Building and Installing Python

For this example I will be installing to /opt/python277. First, create the directory:

sudo mkdir -p /opt/python277

Now we'll get the python source. I want to use the latest Python 2.7. As of this writing it's 2.7.7. get it here. You should be able to follow these instructions with any 2.7.x version. 3.x should work as well, but might be a little different.

Extract the downloaded tarball and go into the directory:

tar -xvf Python-2.7.7.tar.xz
cd Python-2.7.7

We will now configure Python source:

export LD_RUN_PATH=/opt/python277/lib
./configure --prefix=/opt/python277 --enable-shared

What we're doing here is telling python to install to /opt/python277 and to be available as a shared library. This is important for certain packages such as PySide, which we'll install later. The LD_RUN_PATH tells it which library our python executable should link against at runtime. If we didn't set that environment variable, it would link against the system's python library, which causes all sorts of confusion.

Now make and install:

make
sudo make install

This will install a fresh python into /opt/python277. You can test it by running

/opt/python277/bin/python

You should get a python 2.7.7 prompt.

Setting up Package Management and virtualenv

The next thing we want to do is get pip up and running as quickly as possible, so that we can use it for all our package management. We'll download pip directory from pypi. It depends on setuptools, so download that here

Then extract and install it:

tar -xzvf setuptools-4.0.1.tar.gz
cd setuptools-4.0.1/
sudo /opt/python277/bin/python setup.py install

Now do the same thing with pip.

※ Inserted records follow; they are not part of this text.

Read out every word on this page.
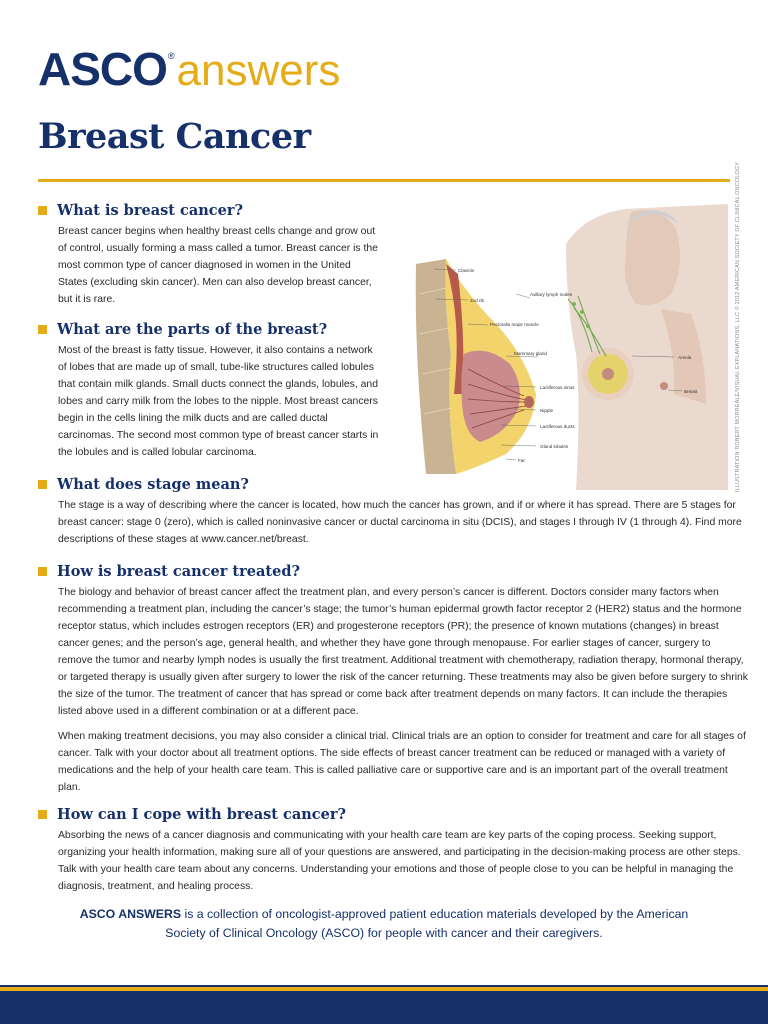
ASCO ® answers
Breast Cancer
What is breast cancer?

Breast cancer begins when healthy breast cells change and grow out of control, usually forming a mass called a tumor. Breast cancer is the most common type of cancer diagnosed in women in the United States (excluding skin cancer). Men can also develop breast cancer, but it is rare.

What are the parts of the breast?

Most of the breast is fatty tissue. However, it also contains a network of lobes that are made up of small, tube-like structures called lobules that contain milk glands. Small ducts connect the glands, lobules, and lobes and carry milk from the lobes to the nipple. Most breast cancers begin in the cells lining the milk ducts and are called ductal carcinomas. The second most common type of breast cancer starts in the lobules and is called lobular carcinoma.

What does stage mean?

The stage is a way of describing where the cancer is located, how much the cancer has grown, and if or where it has spread. There are 5 stages for breast cancer: stage 0 (zero), which is called noninvasive cancer or ductal carcinoma in situ (DCIS), and stages I through IV (1 through 4). Find more descriptions of these stages at www.cancer.net/breast.

How is breast cancer treated?

The biology and behavior of breast cancer affect the treatment plan, and every person’s cancer is different. Doctors consider many factors when recommending a treatment plan, including the cancer’s stage; the tumor’s human epidermal growth factor receptor 2 (HER2) status and the hormone receptor status, which includes estrogen receptors (ER) and progesterone receptors (PR); the presence of known mutations (changes) in breast cancer genes; and the person’s age, general health, and whether they have gone through menopause. For earlier stages of cancer, surgery to remove the tumor and nearby lymph nodes is usually the first treatment. Additional treatment with chemotherapy, radiation therapy, hormonal therapy, or targeted therapy is usually given after surgery to lower the risk of the cancer returning. These treatments may also be given before surgery to shrink the size of the tumor. The treatment of cancer that has spread or come back after treatment depends on many factors. It can include the therapies listed above used in a different combination or at a different pace.

When making treatment decisions, you may also consider a clinical trial. Clinical trials are an option to consider for treatment and care for all stages of cancer. Talk with your doctor about all treatment options. The side effects of breast cancer treatment can be reduced or managed with a variety of medications and the help of your health care team. This is called palliative care or supportive care and is an important part of the overall treatment plan.

How can I cope with breast cancer?

Absorbing the news of a cancer diagnosis and communicating with your health care team are key parts of the coping process. Seeking support, organizing your health information, making sure all of your questions are answered, and participating in the decision-making process are other steps. Talk with your health care team about any concerns. Understanding your emotions and those of people close to you can be helpful in managing the diagnosis, treatment, and healing process.

Clavicle
2nd rib
Pectoralis major muscle
Axillary lymph nodes
Mammary gland
Lactiferous sinus
Nipple
Lactiferous ducts
Gland lobules
Fat
Areola
Breast	ILLUSTRATION ROBERT MORREALE/VISUAL EXPLANATIONS, LLC © 2012 AMERICAN SOCIETY OF CLINICAL ONCOLOGY

ASCO ANSWERS is a collection of oncologist-approved patient education materials developed by the American Society of Clinical Oncology (ASCO) for people with cancer and their caregivers.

The one I used is here

tar -xzvf pip-1.5.6.tar.gz
cd pip-1.5.6/
sudo /opt/python277/bin/python setup.py install

Alright, we should now be able to install most python packages from pypi simply with pip now. The first thing we need is virtualenv. If you're not familiar with virtualenv, it's awesome. Check it out here. Install it with:

sudo /opt/python277/bin/pip install virtualenv

Set up IPython virtualenv

We'll now create a virtualenv just for ipython development. I like to keep my virtualenvs in ~/virt_python.

mkdir ~/virt_python
cd ~/virt_python

Create the virtualenv. I'll call it "ipython-dev":

/opt/python277/bin/virtualenv ipython-dev

Activate it:

source ipython-dev/bin/activate

Now when we run python or pip it will use the executables in ~/virt_python/ipython-dev, and any packages we install with pip will only affect our ipython virtualenv.

Install Dependencies

The IPython dependencies we need will depend on which parts of IPython you want to work on. For example, to run the notebook we'll want numpy, ZeroMQ, jinja, and tornado. It's now simply a matter of using pip:

pip install numpy pyzmq jinja2 tornado

Alternatively you can install the dependencies for a specific IPython console automatically as explained below.

I want to run the IPython QT console, which depends on QT. I like the PySide python bindings. First install QT. On my system I needed:

sudo apt-get install qt4-default

Then install PySide:

export PYTHON_INCLUDE_DIRS=/opt/python277/lib
pip install pyside

We need to set PYTHON_INCLUDE_DIRS so that qmake knows what to build against.

Get the IPython Source

Clone the repository from github into ~/ipython-dev:

cd
git clone https://github.com/ipython/ipython ipython-dev

Install dependencies for the IPython notebook with the following:

pip install -e ".[notebook]"

This also creates an IPython executable in your virtualenv so as long as it is active you can simply run

ipython

to run IPython from your development source.

You should now be set to start hacking!